Boston Red Sox
- Coach
- Born: February 9, 1991 (age 34) Punto Fijo, Falcón, Venezuela

= Aly González =

Aly Rubén González is a Venezuelan professional baseball manager, coach and former player who has worked for the Boston Red Sox organization since 2009.

==Biography==
A right-handed hitter with modest offensive accomplishments, González was a versatile defensive player capable of playing catcher, infield corners and left field, while showing solid defense and a strong throwing arm. Nevertheless, he suffered the effects of assorted injuries that limited his playing career to 112 games.

González originally joined the organization when he was signed as a catcher in 2008, as he played from 2009 through 2011 for the Dominican Summer League Red Sox (DSL Red Sox), before transitioning to a coaching role for the team in 2012. His most productive season came in 2011, when he hit a slash line of .310/.374/.379 in 36 games, while leading the team in batting average.

Throughout his brief career, González was a virtual extra coach in the clubhouse. Even though he did not play in 2012, he served in this capacity under DSL Red Sox manager José Zapata. Zapata, also a long time field coordinator for the DSL Red Sox, praised the work and leadership of González and recommended him to the organization. González then served as a full-time coach in 2013 and 2014.

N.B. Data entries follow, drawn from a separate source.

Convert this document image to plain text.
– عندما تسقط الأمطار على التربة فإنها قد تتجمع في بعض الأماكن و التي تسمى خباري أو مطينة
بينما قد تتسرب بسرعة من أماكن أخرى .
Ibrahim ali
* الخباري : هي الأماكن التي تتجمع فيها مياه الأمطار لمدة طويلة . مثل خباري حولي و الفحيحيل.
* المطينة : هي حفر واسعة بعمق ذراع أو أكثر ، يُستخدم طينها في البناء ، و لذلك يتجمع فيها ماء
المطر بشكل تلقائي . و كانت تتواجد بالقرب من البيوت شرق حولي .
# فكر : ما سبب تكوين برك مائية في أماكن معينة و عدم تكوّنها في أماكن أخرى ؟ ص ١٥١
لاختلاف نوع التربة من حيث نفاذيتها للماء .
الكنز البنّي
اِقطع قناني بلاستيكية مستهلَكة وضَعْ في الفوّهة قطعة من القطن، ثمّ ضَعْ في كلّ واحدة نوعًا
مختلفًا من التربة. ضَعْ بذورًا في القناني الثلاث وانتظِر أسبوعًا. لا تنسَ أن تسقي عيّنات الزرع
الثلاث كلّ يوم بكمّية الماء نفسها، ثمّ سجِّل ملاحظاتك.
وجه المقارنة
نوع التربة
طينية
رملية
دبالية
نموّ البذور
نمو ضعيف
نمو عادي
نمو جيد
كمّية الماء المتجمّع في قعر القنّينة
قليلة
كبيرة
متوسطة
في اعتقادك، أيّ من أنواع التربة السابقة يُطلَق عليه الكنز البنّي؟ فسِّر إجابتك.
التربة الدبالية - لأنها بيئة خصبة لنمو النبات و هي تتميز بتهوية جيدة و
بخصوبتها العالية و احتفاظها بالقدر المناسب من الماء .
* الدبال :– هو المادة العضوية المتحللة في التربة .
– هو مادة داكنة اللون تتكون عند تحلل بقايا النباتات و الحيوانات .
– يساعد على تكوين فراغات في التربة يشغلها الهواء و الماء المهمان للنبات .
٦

González was promoted in 2015 to manage one of Boston's two DSL Red Sox teams, gaining his first managerial experience in professional baseball at age 24. González served as a manager in the Dominican Summer League through the 2018 season. In 2019, he was an assistant with the major league Red Sox, and in January 2020, he was added to the staff of the Lowell Spinners, Boston's Class A-Short Season affiliate.